Swiss Jewelry Company and Africa’s Richest Woman

Swiss Jewelry Company and Africa’s Richest Woman

During the Cannes Film Festival, there was a party where being seen was the whole point. A Swiss Jewelry company rented out the extremely rich Hotel du Cap-Eden-Roc. There they were drawing celebrities like Naomi Campbell, Antonio Banderas, and Leonardo DiCaprio. The theme was love on the rocks.

Swiss

Africa’s richest women Isabel dos Santos was posing for photos at the May 2017 event, which is the daughter of then Angola’s president, Jose Eduardo dos Santos. Her Husband, De Grisgono, controls the jeweler through a dizzying array of shell companies in Malta, the Netherlands, and Luxembourg.

Nevertheless, the lavish party became only possible of the Angolan government. The country is rich in diamonds and oil but hobbled by corruption. In the country, there is a high infant mortality rate, grinding poverty, and widespread illiteracy.  Into the Jewelry company, a state agency had sunk more than $120 million. It faces a total loss today.

Estimated to be worth over $2 billion, Mrs. Santos claims she is a confident woman. Thus, she says she never benefited from state funds. Nevertheless, in recent years a different picture has emerged under media scrutiny. Often through decrees signed by her father, she pocketed a cut of Angola’s wealth. She partnered with the state oil giant to buy into Portugal’s largest petroleum company. Also, Mrs.
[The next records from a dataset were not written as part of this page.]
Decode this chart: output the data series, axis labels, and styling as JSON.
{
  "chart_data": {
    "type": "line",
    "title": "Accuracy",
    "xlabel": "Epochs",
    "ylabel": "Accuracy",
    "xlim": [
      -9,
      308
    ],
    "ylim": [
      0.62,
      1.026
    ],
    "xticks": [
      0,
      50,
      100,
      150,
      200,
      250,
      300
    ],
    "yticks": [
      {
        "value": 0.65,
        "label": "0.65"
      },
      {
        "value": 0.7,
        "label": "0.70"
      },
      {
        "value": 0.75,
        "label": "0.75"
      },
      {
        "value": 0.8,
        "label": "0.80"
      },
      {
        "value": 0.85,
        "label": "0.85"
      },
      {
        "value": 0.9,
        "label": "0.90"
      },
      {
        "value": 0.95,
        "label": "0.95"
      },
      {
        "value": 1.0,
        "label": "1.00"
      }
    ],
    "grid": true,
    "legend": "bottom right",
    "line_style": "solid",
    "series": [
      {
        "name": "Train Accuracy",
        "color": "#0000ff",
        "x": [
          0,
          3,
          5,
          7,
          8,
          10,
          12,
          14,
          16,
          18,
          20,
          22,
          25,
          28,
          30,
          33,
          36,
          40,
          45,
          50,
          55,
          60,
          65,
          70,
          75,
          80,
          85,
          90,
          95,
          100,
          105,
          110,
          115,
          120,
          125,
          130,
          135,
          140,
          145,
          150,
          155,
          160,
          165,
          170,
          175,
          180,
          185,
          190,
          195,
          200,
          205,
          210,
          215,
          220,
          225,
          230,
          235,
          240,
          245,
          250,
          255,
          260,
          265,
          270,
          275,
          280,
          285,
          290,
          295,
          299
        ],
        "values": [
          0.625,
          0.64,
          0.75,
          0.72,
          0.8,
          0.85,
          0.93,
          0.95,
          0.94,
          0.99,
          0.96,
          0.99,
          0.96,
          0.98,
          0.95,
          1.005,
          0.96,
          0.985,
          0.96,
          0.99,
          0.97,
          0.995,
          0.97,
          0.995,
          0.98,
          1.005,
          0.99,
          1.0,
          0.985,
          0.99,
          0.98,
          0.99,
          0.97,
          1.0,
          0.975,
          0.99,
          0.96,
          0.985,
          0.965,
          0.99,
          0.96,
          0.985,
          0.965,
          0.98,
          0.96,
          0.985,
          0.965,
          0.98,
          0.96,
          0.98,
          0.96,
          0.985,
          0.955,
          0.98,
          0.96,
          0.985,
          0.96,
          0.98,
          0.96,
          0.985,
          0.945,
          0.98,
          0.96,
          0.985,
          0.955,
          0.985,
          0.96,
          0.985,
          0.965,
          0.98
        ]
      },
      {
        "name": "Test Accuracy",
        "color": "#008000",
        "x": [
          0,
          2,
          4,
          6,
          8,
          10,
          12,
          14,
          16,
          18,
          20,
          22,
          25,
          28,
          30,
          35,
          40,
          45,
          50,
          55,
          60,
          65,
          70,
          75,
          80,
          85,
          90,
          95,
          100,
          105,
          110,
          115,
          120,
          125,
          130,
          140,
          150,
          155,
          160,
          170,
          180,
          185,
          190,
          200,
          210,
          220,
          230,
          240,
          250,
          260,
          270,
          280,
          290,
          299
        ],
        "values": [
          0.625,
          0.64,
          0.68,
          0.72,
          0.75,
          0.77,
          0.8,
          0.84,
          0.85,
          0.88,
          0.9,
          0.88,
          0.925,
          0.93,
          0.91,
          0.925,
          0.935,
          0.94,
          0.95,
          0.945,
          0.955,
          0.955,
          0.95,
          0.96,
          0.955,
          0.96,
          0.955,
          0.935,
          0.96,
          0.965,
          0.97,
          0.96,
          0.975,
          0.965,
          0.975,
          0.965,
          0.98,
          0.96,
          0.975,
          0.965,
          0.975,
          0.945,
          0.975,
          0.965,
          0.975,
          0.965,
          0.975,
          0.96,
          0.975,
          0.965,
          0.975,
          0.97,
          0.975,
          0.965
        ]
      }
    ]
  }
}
Santos acquired stakes in the country’s diamond exports, two of its banks and its biggest cement maker, and the dominant mobile phone company.

Swiss Jewelry Company and the People Behind It

A trove of more than 700,000 documents obtained by the International Consortium of Investigative Journalists shared documents with The New York Times. It showed how a global network of bankers, accountants, lawyers, and consultants helped her amass that fortune and park it abroad. The world’s leading professional service firms include the Boston Consulting Group, McKinsey & Company, and PwC. They facilitated her efforts to profit from her country’s wealth by lending their legitimacy.

Comprising over 400 subsidiaries and companies, the empire she and her husband have built stretches from the United States to Hong Kong. Moreover, it includes a $55 million mansion in Monte Carlo, not mentioning a $35 million yacht. The empire also includes a luxury residence in Dubai on a seahorse-shaped make-believe land.

The Swiss jewelry company was led by a team recruited from Boston Consulting. Millions of dollars in the Angolan state funds helped finance the annual parties on the French Riviera under their watch.

The Boston Consulting and McKinsey signed a deal with Sonangol, Angola’s state oil business. Nevertheless, both companies agreed to be paid unusually. Mrs. Santos paid them through her Maltese company, not the government. Then Africa’s richest women put her in charge of Sonangol. Thus, the government payments soared, routed through to another company of the offshore. Her friend owned this offshore company.

PwC acted like her accountant, tax advisor, and consultant. The company was working with at least 20 other companies controlled by her husband or herself. We can say that the United States firms helped the richest woman of Africa to exploit her Country’s wealth.